Corinne’s work expanded into art history and art criticism. She wrote about art for a variety of publications and, from 1987, was the art books columnist for Feminist Bookstore News.
She was a co-facilitator of the Feminist Photography Ovulars (1979-1981) and a co-founder of The Blatant Image, A Magazine of Feminist Photography (1981-1983). A co-founder and past co-chair of the Gay & Lesbian Caucus, an affiliated society of the College Art Association, she also co-founded the Women’s Caucus for Art Lesbian & Bisexual Caucus.
This work was an integral part of her oeuvre as an artist, and throughout her life Corinne researched to uncover the work of lesbian and other women artists.
Corinne’s final work was “Scars, Stoma, Ostomy Bag, Portacath: Picturing Cancer In Our Lives.” The subject was her partner Beverly Brown’s body during the last year of Brown’s life when she was dying of cancer.
Corinne said, “The images we see, as a culture, help define and expand our dreams, our perceptions of what is possible. Pictures of who we are help us visualize who we can be.”
Moonforce Media created the Tee A. Corinne Prize for Lesbian Media Artists in 2006 to annually honor Corinne as an artist with bold vision and a fierce dedication to encouraging and preserving lesbian art. The award is an unrestricted grant of up to $1,000 annually. The prize is dedicated to artists working in photography, film, video, digital media, new media, or any fusions of these forms and in any genre including documentary, narrative, experimental, or any other styles or combination of genres.
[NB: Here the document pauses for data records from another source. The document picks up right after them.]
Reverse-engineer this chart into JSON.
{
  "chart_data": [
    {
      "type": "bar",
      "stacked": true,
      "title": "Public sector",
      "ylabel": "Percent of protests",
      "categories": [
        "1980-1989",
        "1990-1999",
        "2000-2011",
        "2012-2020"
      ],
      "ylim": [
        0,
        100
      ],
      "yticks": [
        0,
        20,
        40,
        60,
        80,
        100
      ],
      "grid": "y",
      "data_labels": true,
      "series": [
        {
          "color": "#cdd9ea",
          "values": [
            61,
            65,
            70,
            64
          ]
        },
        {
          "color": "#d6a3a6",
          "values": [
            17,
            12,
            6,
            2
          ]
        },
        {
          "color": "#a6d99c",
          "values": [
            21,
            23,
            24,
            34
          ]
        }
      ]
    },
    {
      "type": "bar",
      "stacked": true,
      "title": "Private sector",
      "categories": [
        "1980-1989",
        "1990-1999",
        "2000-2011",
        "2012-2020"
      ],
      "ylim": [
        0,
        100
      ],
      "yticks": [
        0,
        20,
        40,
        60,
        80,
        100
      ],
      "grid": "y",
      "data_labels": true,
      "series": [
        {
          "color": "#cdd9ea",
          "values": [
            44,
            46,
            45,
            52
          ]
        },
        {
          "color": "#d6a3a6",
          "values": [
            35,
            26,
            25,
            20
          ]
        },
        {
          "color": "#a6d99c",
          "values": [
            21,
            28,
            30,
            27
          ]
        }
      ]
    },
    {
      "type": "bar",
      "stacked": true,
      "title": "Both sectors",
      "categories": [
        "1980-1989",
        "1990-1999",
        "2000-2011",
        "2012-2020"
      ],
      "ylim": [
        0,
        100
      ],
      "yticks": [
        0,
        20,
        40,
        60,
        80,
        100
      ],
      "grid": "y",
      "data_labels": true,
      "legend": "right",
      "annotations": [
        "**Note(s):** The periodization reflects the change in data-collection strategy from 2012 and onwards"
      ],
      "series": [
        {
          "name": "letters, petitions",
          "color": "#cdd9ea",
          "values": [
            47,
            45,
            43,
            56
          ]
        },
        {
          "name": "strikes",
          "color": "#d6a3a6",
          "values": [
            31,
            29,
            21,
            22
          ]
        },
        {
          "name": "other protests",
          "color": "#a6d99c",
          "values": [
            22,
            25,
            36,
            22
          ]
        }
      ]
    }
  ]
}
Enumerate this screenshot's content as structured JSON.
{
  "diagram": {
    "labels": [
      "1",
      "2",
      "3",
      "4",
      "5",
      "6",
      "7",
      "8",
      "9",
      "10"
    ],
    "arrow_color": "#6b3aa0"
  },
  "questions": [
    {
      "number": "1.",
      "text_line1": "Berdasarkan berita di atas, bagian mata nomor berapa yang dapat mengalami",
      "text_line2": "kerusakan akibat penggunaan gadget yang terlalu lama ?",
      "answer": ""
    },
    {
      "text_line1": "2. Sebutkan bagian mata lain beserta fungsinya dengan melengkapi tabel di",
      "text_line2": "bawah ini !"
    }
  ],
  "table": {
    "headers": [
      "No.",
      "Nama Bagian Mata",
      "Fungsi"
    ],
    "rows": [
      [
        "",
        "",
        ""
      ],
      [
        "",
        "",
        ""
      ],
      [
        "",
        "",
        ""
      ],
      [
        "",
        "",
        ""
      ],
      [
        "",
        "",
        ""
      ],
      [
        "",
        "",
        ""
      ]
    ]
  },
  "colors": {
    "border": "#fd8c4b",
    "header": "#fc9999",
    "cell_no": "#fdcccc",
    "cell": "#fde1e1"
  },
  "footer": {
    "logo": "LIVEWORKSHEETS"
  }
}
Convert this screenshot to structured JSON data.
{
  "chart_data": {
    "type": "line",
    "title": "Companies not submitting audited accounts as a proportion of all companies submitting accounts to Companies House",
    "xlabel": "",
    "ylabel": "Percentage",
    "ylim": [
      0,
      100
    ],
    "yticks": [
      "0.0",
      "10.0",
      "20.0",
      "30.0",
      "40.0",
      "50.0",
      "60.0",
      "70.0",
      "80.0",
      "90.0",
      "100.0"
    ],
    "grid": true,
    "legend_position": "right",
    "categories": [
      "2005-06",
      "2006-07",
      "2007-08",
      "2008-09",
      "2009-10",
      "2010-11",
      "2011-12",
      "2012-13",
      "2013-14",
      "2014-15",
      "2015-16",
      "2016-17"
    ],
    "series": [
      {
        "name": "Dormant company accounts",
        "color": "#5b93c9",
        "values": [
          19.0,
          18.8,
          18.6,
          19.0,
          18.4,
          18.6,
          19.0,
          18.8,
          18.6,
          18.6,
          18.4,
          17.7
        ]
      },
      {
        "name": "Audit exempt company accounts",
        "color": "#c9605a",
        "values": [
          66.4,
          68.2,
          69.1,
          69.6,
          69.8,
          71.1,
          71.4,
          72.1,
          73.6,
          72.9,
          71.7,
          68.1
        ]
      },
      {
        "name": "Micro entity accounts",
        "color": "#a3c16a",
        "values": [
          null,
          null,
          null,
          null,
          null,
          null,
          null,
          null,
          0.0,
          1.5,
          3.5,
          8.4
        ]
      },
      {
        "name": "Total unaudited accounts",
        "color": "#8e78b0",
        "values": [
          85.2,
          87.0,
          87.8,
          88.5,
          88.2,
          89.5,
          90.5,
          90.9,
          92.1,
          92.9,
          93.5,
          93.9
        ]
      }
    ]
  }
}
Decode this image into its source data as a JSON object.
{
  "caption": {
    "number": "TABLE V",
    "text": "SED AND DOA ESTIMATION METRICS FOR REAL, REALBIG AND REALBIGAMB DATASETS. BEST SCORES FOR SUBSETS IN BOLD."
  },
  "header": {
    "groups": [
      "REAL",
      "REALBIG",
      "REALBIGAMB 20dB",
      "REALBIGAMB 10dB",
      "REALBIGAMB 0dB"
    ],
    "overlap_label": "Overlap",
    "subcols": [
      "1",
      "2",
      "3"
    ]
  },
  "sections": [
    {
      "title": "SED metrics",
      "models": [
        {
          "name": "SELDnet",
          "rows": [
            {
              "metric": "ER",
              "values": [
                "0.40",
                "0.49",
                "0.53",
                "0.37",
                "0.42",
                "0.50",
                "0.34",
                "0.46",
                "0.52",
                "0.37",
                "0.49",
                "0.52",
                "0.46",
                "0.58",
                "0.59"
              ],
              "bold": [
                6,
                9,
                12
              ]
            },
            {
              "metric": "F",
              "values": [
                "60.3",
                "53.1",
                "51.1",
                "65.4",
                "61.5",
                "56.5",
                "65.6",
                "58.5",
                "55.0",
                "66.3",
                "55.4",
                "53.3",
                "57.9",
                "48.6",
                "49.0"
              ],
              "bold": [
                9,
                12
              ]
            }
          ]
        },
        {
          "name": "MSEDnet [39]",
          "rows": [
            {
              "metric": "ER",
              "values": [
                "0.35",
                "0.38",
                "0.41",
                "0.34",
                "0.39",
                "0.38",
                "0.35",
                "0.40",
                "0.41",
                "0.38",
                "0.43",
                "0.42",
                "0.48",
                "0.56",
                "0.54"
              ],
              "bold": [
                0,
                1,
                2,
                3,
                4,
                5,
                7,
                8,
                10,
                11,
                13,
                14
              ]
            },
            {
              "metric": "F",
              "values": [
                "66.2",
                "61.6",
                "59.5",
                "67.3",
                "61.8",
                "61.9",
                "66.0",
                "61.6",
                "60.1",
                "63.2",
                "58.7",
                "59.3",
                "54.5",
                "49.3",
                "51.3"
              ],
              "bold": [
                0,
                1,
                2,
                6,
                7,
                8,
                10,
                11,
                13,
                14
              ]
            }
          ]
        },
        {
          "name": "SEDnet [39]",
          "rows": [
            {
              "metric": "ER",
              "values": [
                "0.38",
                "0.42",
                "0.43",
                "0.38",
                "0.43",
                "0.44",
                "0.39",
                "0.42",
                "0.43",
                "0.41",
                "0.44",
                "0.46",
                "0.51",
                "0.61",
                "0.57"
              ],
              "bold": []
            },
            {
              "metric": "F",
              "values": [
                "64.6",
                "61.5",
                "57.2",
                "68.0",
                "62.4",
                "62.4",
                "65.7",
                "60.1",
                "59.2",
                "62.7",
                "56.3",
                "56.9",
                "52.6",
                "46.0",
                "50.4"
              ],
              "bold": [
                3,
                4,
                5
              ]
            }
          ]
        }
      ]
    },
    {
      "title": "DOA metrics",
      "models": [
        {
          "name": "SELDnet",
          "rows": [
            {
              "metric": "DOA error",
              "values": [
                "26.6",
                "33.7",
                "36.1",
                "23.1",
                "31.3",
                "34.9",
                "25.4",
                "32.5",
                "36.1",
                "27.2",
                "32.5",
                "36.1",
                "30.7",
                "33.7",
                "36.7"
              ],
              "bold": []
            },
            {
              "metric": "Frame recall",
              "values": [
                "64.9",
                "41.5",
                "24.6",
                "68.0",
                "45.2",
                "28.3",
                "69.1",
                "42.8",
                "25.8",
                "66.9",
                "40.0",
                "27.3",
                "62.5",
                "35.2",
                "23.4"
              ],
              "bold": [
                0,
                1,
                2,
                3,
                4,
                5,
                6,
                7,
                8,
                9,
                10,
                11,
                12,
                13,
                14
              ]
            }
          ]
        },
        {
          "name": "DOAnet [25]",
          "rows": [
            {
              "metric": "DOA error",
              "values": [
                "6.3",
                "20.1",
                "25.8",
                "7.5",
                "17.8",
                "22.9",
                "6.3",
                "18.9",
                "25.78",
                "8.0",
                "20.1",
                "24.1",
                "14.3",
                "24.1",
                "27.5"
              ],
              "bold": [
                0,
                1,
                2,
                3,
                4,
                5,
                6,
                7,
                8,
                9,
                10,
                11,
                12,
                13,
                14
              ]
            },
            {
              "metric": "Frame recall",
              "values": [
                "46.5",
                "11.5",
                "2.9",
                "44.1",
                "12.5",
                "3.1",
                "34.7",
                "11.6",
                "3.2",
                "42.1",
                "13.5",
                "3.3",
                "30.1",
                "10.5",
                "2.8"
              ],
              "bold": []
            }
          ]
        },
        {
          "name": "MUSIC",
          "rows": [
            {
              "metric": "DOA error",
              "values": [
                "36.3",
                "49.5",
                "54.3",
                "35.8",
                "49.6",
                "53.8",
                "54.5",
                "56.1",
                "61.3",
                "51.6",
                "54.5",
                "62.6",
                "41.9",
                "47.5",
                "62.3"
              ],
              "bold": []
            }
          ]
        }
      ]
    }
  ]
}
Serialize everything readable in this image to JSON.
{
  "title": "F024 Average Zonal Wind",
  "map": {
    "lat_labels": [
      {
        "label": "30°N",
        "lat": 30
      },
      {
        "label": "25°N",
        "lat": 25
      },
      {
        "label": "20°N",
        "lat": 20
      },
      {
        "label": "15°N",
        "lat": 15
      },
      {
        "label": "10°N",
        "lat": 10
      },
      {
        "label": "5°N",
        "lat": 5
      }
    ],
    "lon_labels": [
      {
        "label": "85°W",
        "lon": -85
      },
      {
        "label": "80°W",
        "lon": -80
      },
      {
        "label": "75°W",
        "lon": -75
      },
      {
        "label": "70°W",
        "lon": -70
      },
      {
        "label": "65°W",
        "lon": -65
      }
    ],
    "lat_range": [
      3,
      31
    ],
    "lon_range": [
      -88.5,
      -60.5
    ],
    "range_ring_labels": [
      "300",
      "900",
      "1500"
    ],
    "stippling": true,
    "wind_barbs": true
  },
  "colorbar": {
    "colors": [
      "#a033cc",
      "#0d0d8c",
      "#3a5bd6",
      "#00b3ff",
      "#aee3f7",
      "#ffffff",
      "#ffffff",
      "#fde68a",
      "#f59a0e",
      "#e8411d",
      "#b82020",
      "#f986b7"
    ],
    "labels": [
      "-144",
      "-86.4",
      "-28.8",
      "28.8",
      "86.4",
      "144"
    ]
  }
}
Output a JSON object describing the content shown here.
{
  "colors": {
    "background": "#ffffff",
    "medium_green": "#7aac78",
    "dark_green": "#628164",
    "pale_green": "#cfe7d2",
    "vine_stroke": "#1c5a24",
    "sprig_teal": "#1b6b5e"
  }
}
The award furthers Corinne’s wish that individual lesbian artists be financially supported to work independently and without censorship.
Corinne’s work is archived at the University of Oregon Libraries’ Special Collections and University Archives, where it is available for research. The collection includes “correspondence, literary manuscripts, artwork, photographs, artifacts, and other documents that reflect Corinne’s life and work.”